Symbolbild: dts Nachrichtenagentur

Kandel – Die Sprecher der Linken und Freien Wähler in Kandel, Achim Eich und Ludwig Pfanger, über öffentlich scharfe Kritik am Vorgehen der Stadt im Fall der entlassenen Leiterin der Kindertagesstätte „Am Wasserturm“. 
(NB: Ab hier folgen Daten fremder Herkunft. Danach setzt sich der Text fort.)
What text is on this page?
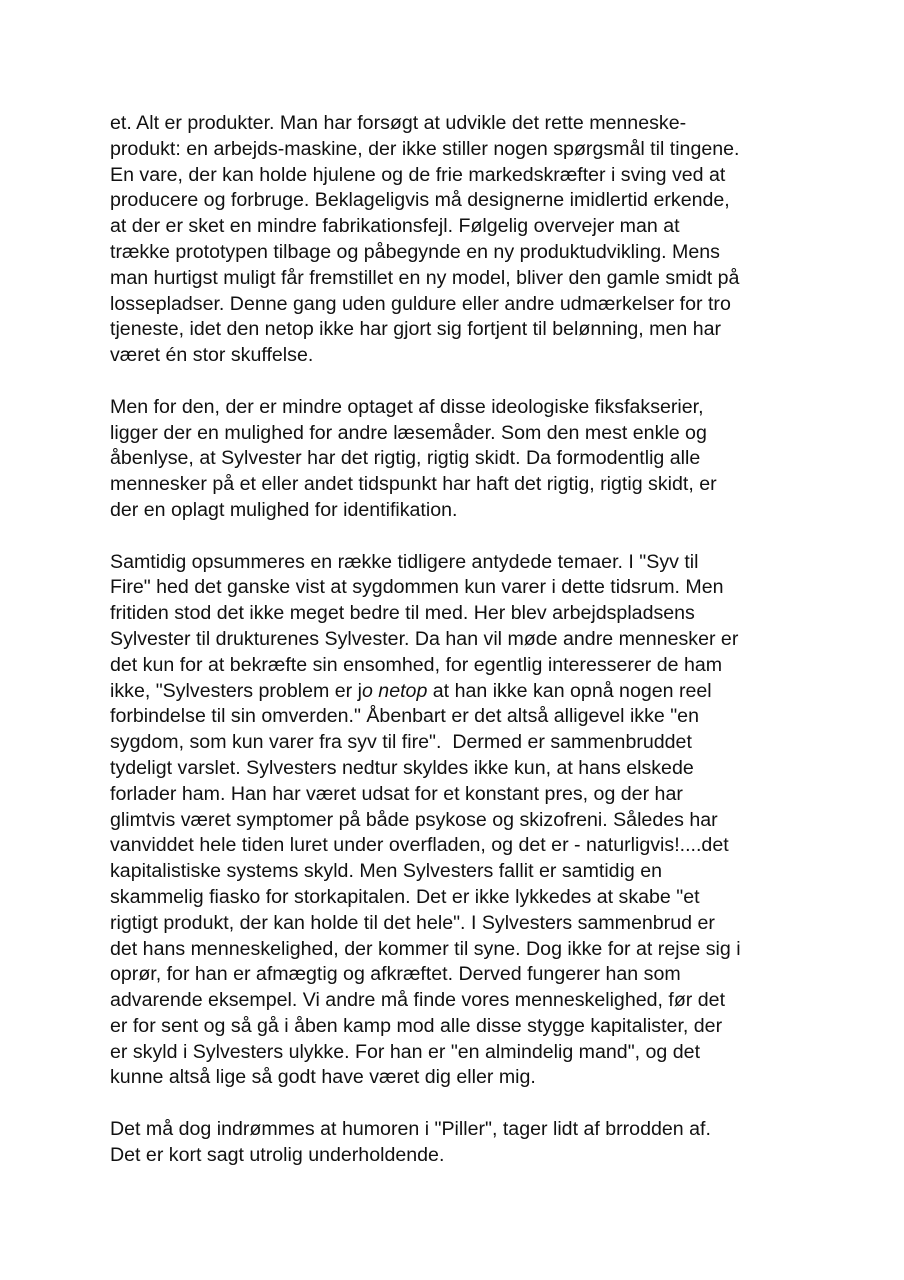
et. Alt er produkter. Man har forsøgt at udvikle det rette menneske-
produkt: en arbejds-maskine, der ikke stiller nogen spørgsmål til tingene.
En vare, der kan holde hjulene og de frie markedskræfter i sving ved at
producere og forbruge. Beklageligvis må designerne imidlertid erkende,
at der er sket en mindre fabrikationsfejl. Følgelig overvejer man at
trække prototypen tilbage og påbegynde en ny produktudvikling. Mens
man hurtigst muligt får fremstillet en ny model, bliver den gamle smidt på
lossepladser. Denne gang uden guldure eller andre udmærkelser for tro
tjeneste, idet den netop ikke har gjort sig fortjent til belønning, men har
været én stor skuffelse.

Men for den, der er mindre optaget af disse ideologiske fiksfakserier,
ligger der en mulighed for andre læsemåder. Som den mest enkle og
åbenlyse, at Sylvester har det rigtig, rigtig skidt. Da formodentlig alle
mennesker på et eller andet tidspunkt har haft det rigtig, rigtig skidt, er
der en oplagt mulighed for identifikation.

Samtidig opsummeres en række tidligere antydede temaer. I "Syv til
Fire" hed det ganske vist at sygdommen kun varer i dette tidsrum. Men
fritiden stod det ikke meget bedre til med. Her blev arbejdspladsens
Sylvester til drukturenes Sylvester. Da han vil møde andre mennesker er
det kun for at bekræfte sin ensomhed, for egentlig interesserer de ham
ikke, "Sylvesters problem er jo netop at han ikke kan opnå nogen reel
forbindelse til sin omverden." Åbenbart er det altså alligevel ikke "en
sygdom, som kun varer fra syv til fire".  Dermed er sammenbruddet
tydeligt varslet. Sylvesters nedtur skyldes ikke kun, at hans elskede
forlader ham. Han har været udsat for et konstant pres, og der har
glimtvis været symptomer på både psykose og skizofreni. Således har
vanviddet hele tiden luret under overfladen, og det er - naturligvis!....det
kapitalistiske systems skyld. Men Sylvesters fallit er samtidig en
skammelig fiasko for storkapitalen. Det er ikke lykkedes at skabe "et
rigtigt produkt, der kan holde til det hele". I Sylvesters sammenbrud er
det hans menneskelighed, der kommer til syne. Dog ikke for at rejse sig i
oprør, for han er afmægtig og afkræftet. Derved fungerer han som
advarende eksempel. Vi andre må finde vores menneskelighed, før det
er for sent og så gå i åben kamp mod alle disse stygge kapitalister, der
er skyld i Sylvesters ulykke. For han er "en almindelig mand", og det
kunne altså lige så godt have været dig eller mig.

Det må dog indrømmes at humoren i "Piller", tager lidt af brrodden af.
Det er kort sagt utrolig underholdende.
Als im letzten Jahr Missbrauchsvorwürfe gegen einen Erzieher der Kita laut wurden, hatte die Stadt der Leiterin das Arbeitsverhältnis aufgekündigt mit dem Vorwurf, sie habe die Kinder nicht genügend geschützt. Die Kita-Leiterin zog vors Gericht und bekam Recht – gleich zwei Mal, in erster Instanz vom Arbeitsgericht in Landau und später vom Landesarbeitsgericht in Mainz. Die Kita-Leiterin habe sofort den gesetzlichen und von der Verwaltung vorgeschriebenen „Informations- und Reaktionsweg“ eingehalten, so das Arbeitsgericht Landau. Der Erzieher wurde vom Landgericht Landau zu vier Jahren Haft verurteilt – wegen sexuellen Missbrauchs von Kindern in 15 Fällen. Wie erst später bekannt wurde, gab es bereits Jahre zuvor in einer Kita in Wörth ähnliche Vorfälle. Wegen der Unbestimmtheit der Vorwürfe erstattete damals niemand Anzeige. So kam es, dass sich der Mann weiterhin bewerben konnte.
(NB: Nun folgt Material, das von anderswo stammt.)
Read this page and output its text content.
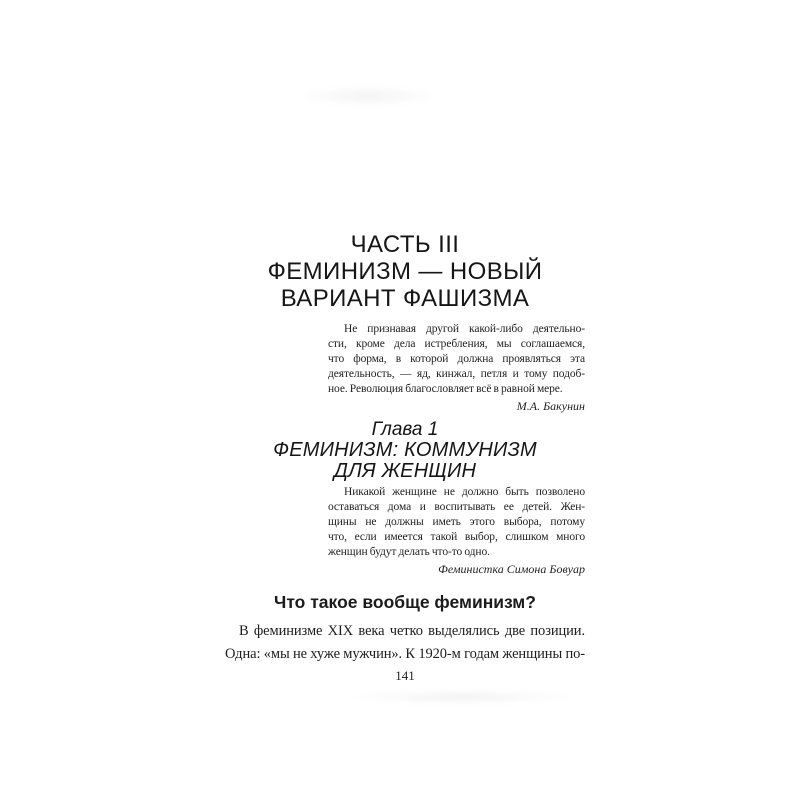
ЧАСТЬ III
ФЕМИНИЗМ — НОВЫЙ
ВАРИАНТ ФАШИЗМА
Не признавая другой какой-либо деятельно-
сти, кроме дела истребления, мы соглашаемся,
что форма, в которой должна проявляться эта
деятельность, — яд, кинжал, петля и тому подоб-
ное. Революция благословляет всё в равной мере.
М.А. Бакунин
Глава 1
ФЕМИНИЗМ: КОММУНИЗМ
ДЛЯ ЖЕНЩИН
Никакой женщине не должно быть позволено
оставаться дома и воспитывать ее детей. Жен-
щины не должны иметь этого выбора, потому
что, если имеется такой выбор, слишком много
женщин будут делать что-то одно.
Феминистка Симона Бовуар
Что такое вообще феминизм?
В феминизме XIX века четко выделялись две позиции.
Одна: «мы не хуже мужчин». К 1920-м годам женщины по-
141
„Kita-Leiterin ist Bauernopfer“

„Die langjährige Leiterin der städtischen KITA am Wasserturm wurde als Bauernopfer auserkoren“, sagen die Linke und die Freien Wähler in Kandel. „Es wurde ihr von Ihrem Arbeitgeber, der Stadt Kandel Fehlverhalten im Umgang mit dem Meldewesen unterstellt und Ihre Stellung sowie Ihre Position im Personalrat der Stadt Kandel fristlos gekündigt.“

Volker Blatsch (Fraktion DIE LINKE in Kandel) und Ludwig Pfanger (Fraktion Freie Wähler) werfen Stadtbürgermeister Michael Niedermeier (CDU) und dem geschäftsführenden Beamten der Verwaltung vor, den „Informationsfluss von Beginn an gekappt und bewusst ausgeschlossen“ zu haben.
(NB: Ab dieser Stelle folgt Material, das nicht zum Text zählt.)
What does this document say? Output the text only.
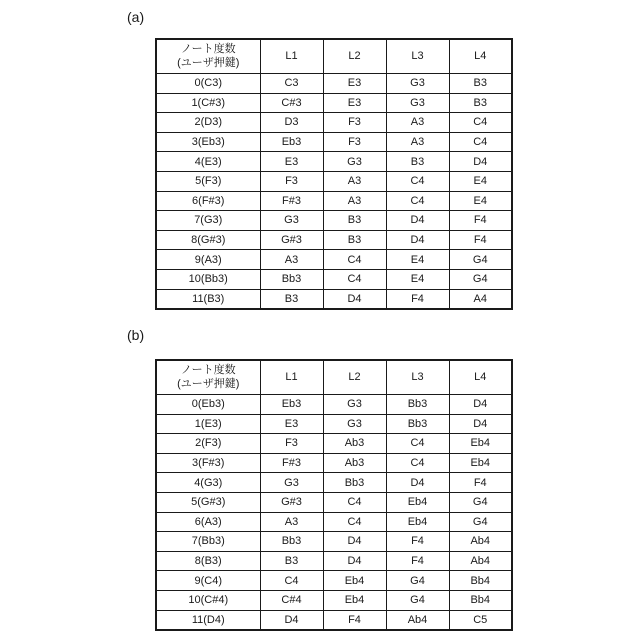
(a)
ノート度数
(ユーザ押鍵)	L1	L2	L3	L4
0(C3)	C3	E3	G3	B3
1(C#3)	C#3	E3	G3	B3
2(D3)	D3	F3	A3	C4
3(Eb3)	Eb3	F3	A3	C4
4(E3)	E3	G3	B3	D4
5(F3)	F3	A3	C4	E4
6(F#3)	F#3	A3	C4	E4
7(G3)	G3	B3	D4	F4
8(G#3)	G#3	B3	D4	F4
9(A3)	A3	C4	E4	G4
10(Bb3)	Bb3	C4	E4	G4
11(B3)	B3	D4	F4	A4
(b)
ノート度数
(ユーザ押鍵)	L1	L2	L3	L4
0(Eb3)	Eb3	G3	Bb3	D4
1(E3)	E3	G3	Bb3	D4
2(F3)	F3	Ab3	C4	Eb4
3(F#3)	F#3	Ab3	C4	Eb4
4(G3)	G3	Bb3	D4	F4
5(G#3)	G#3	C4	Eb4	G4
6(A3)	A3	C4	Eb4	G4
7(Bb3)	Bb3	D4	F4	Ab4
8(B3)	B3	D4	F4	Ab4
9(C4)	C4	Eb4	G4	Bb4
10(C#4)	C#4	Eb4	G4	Bb4
11(D4)	D4	F4	Ab4	C5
„Zum Zeitpunkt der Kündigung war von allen Mandatsträgern der Stadt Kandel davon auszugehen, dass die Verantwortlichen der Stadtspitze in Kandel alle Fakten und Sachstände seriös verifizieren. Selbst für die Desinformationslage konnte zum damaligen Zeitpunkt ein gewisses Grundverständnis erbracht werden. Personalangelegenheiten sind in Verbindung zu den Vorkommnissen durchaus delikat und gegenüber der Öffentlichkeit vorsichtig zu steuern“, so Blatsch und Pfanger.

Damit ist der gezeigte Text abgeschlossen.